These are the key concepts you need to understand to accurately answer the question.

Ideal Gas Law
The Ideal Gas Law is a vital formula in chemistry that combines several gas laws into one. It is given by the equation \( PV = nRT \), where:
  • \( P \) represents pressure, measured in pascals (Pa).
  • \( V \) stands for volume, measured in liters (L).
  • \( n \) is the number of moles of gas.
  • \( R \) is the ideal gas constant, which has a value of \( 8.314 \, \text{J/mol K} \).
  • \( T \) is the temperature in Kelvin.
The law allows you to relate these variables for a hypothetical ideal gas. It is invaluable for calculating properties of gases, like determining the number of moles in the given problem. First, make sure all units are in the correct form, such as converting pressure from kPa to Pa using 1 kPa = 1000 Pa. The equation helps in calculating moles, which is a crucial step in finding the molar mass.
Temperature Conversion
Temperature is often given in Celsius for everyday usage, but in scientific calculations, it's usually needed in Kelvin. Kelvin is the SI unit for temperature and is essential in gas law calculations since it avoids negative temperatures. To convert Celsius to Kelvin, simply add 273.15.
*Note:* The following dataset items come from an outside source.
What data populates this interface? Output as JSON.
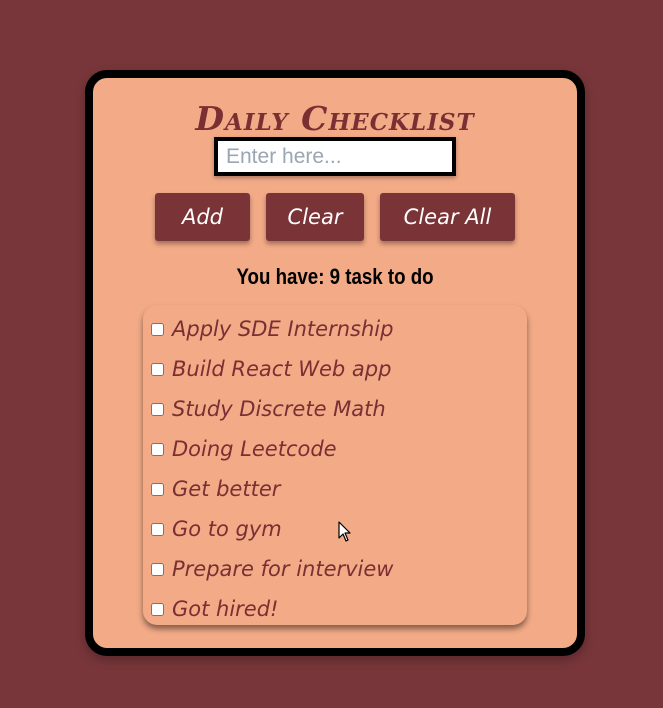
{
  "app": {
    "title": "Daily Checklist"
  },
  "input": {
    "placeholder": "Enter here...",
    "value": ""
  },
  "buttons": {
    "add": "Add",
    "clear": "Clear",
    "clear_all": "Clear All"
  },
  "status": {
    "count_text": "You have: 9 task to do"
  },
  "tasks": [
    {
      "label": "Apply SDE Internship",
      "checked": false
    },
    {
      "label": "Build React Web app",
      "checked": false
    },
    {
      "label": "Study Discrete Math",
      "checked": false
    },
    {
      "label": "Doing Leetcode",
      "checked": false
    },
    {
      "label": "Get better",
      "checked": false
    },
    {
      "label": "Go to gym",
      "checked": false
    },
    {
      "label": "Prepare for interview",
      "checked": false
    },
    {
      "label": "Got hired!",
      "checked": false
    }
  ],
  "colors": {
    "background": "#78363a",
    "card": "#f2aa87",
    "accent": "#7a3438",
    "title": "#7a2f33"
  }
}
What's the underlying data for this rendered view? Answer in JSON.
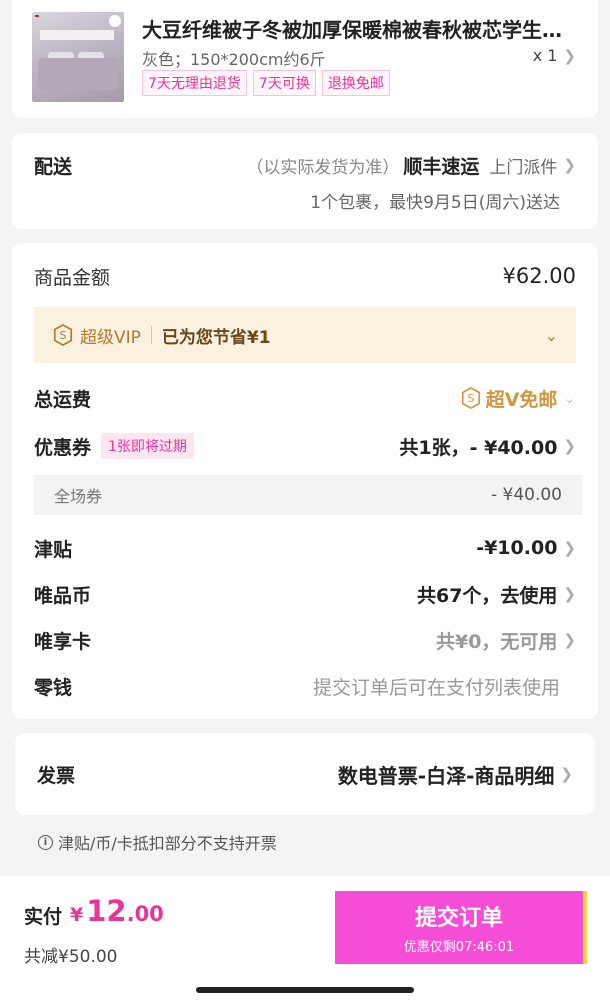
{
  "product": {
    "title": "大豆纤维被子冬被加厚保暖棉被春秋被芯学生宿舍",
    "spec": "灰色；150*200cm约6斤",
    "qty": "x 1",
    "tags": [
      "7天无理由退货",
      "7天可换",
      "退换免邮"
    ]
  },
  "delivery": {
    "label": "配送",
    "note": "（以实际发货为准）",
    "carrier": "顺丰速运",
    "pickup": "上门派件",
    "eta": "1个包裹，最快9月5日(周六)送达"
  },
  "amounts": {
    "goods_label": "商品金额",
    "goods_value": "¥62.00",
    "vip_name": "超级VIP",
    "vip_saving": "已为您节省¥1",
    "shipping_label": "总运费",
    "shipping_value": "超V免邮",
    "coupon_label": "优惠券",
    "coupon_badge": "1张即将过期",
    "coupon_value": "共1张，- ¥40.00",
    "coupon_sub_label": "全场券",
    "coupon_sub_value": "- ¥40.00",
    "allowance_label": "津贴",
    "allowance_value": "-¥10.00",
    "coin_label": "唯品币",
    "coin_value": "共67个，去使用",
    "card_label": "唯享卡",
    "card_value": "共¥0，无可用",
    "change_label": "零钱",
    "change_value": "提交订单后可在支付列表使用"
  },
  "invoice": {
    "label": "发票",
    "value": "数电普票-白泽-商品明细",
    "note": "津贴/币/卡抵扣部分不支持开票"
  },
  "bottom": {
    "pay_label": "实付",
    "currency": "¥",
    "pay_int": "12",
    "pay_dec": ".00",
    "saved": "共减¥50.00",
    "submit": "提交订单",
    "countdown": "优惠仅剩07:46:01"
  },
  "colors": {
    "accent": "#e8359a",
    "submit_bg": "#f64dd6",
    "gold": "#b07a2e",
    "vip_bg": "#fbf1df"
  }
}
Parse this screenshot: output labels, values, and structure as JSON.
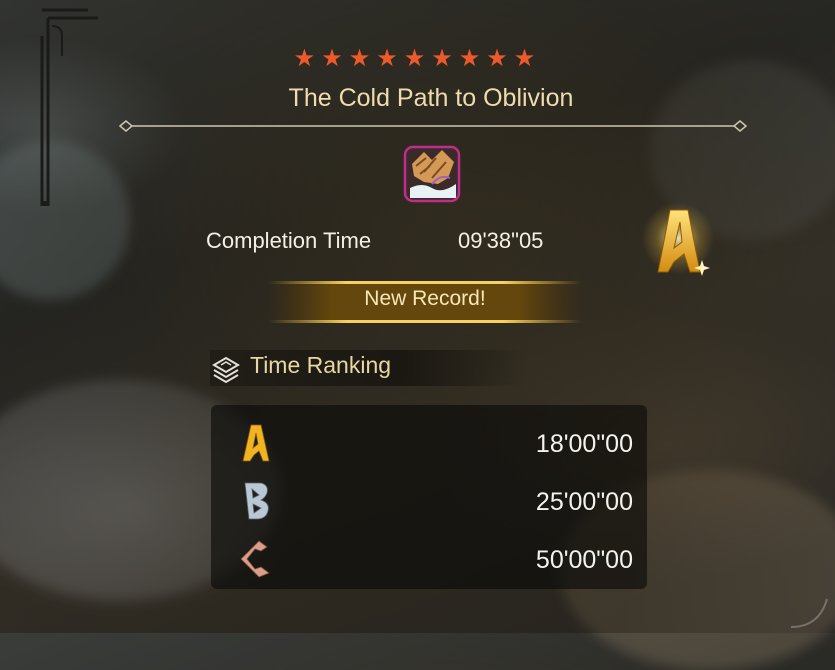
{
  "quest": {
    "stars": "★★★★★★★★★",
    "star_count": 9,
    "title": "The Cold Path to Oblivion"
  },
  "result": {
    "completion_label": "Completion Time",
    "completion_time": "09'38\"05",
    "achieved_rank": "A",
    "record_label": "New Record!"
  },
  "time_ranking": {
    "label": "Time Ranking",
    "rows": [
      {
        "rank": "A",
        "time": "18'00\"00"
      },
      {
        "rank": "B",
        "time": "25'00\"00"
      },
      {
        "rank": "C",
        "time": "50'00\"00"
      }
    ]
  },
  "colors": {
    "star": "#ec5a2c",
    "rank_a": "#f0b423",
    "rank_b": "#b9c8d4",
    "rank_c": "#d8a08a",
    "title": "#efdcae"
  },
  "icons": {
    "monster": "monster-icon",
    "time_ranking": "time-ranking-icon"
  }
}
  • For example, a temperature of \( 37^{\circ} \text{C} \) is converted to Kelvin by adding 273.15, resulting in \( 310.15 \text{K} \).
Always ensure temperature is in Kelvin when using the Ideal Gas Law, since the gas constant \( R \) is defined using Kelvin. This helps maintain consistency across the units and ensures accurate calculations.
Dumas-bulb Method
The Dumas-bulb method is a classical technique used to determine the molar mass of a volatile liquid. This method involves vaporizing the liquid in a bulb and applying the Ideal Gas Law. Here’s how it works:
  • The substance is heated until it converts to vapor and fills the bulb.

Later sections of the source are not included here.